There is no excuse for the latter atrocity. Let’s not forget, though, that Afghanistan was also the victim of the last major Russian intervention outside its immediate zone of influence. That, too, was formally predicated on an intervention from a beleaguered ally — even though in the case of Afghanistan, the first measure the invading troops took was to assassinate the incumbent leader. The consequences, for both Afghanistan and the Soviet Union, proved to be extremely dire.

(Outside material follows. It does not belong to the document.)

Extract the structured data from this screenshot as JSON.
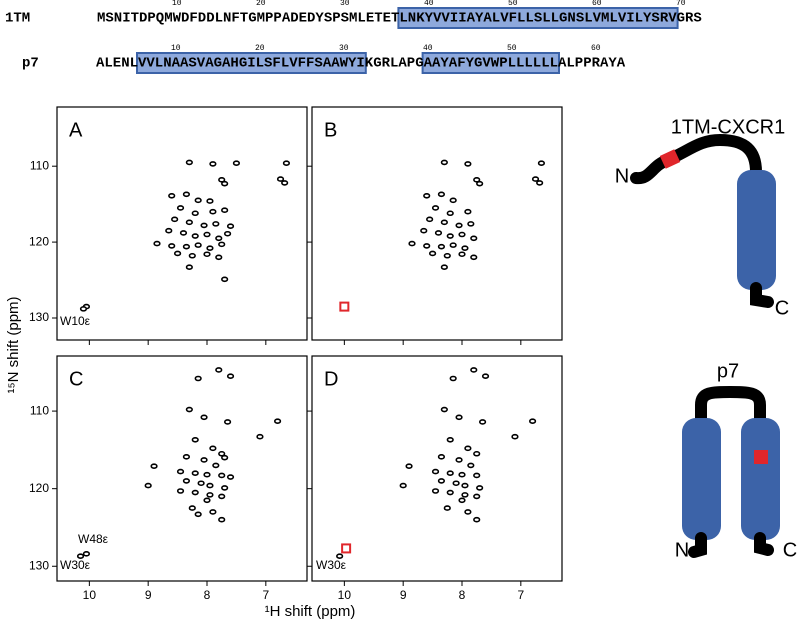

The prospect of a repetition is unlikely to be giving Assad sleepless nights, at least for the time being. It is widely held that Putin pounced when he did precisely because the zone controlled by the government in Damascus was rapidly receding. If the idea behind Moscow’s actions is to preserve Syria in the shape in which it endured for nearly a century following the post-First World War colonial division of the spoils (to which Russia would have been a party but for the Bolshevik revolution), it will likely prove to be an impossible task.
A bifurcated or trifurcated Syria is easier to imagine, albeit unpleasant to contemplate. Even such an outcome, however, will ultimately require a bout of difficult diplomacy rather than a strictly military solution. In either case, indications from Russia that it contemplates its air strikes lasting for just three months or so would appear to be a gross underestimate.
Perhaps that’s intended largely for domestic consumption. The air force-led intervention isn’t unpopular, but only a small proportion of Russians favour the deployment of ground forces — which helps to explain why Moscow has been speaking about deploying ‘volunteers’ rather than regular forces. There is, of course, an echo of Ukraine in that term, and there can be little question that Putin has been motivated in part by the desire to reassert himself as a global player after being effectively ostracised by the powers that be following the Crimean annexation and related developments.
It would be a mistake, though, to rate too highly his chances of pulling off a bloody miracle in Syria.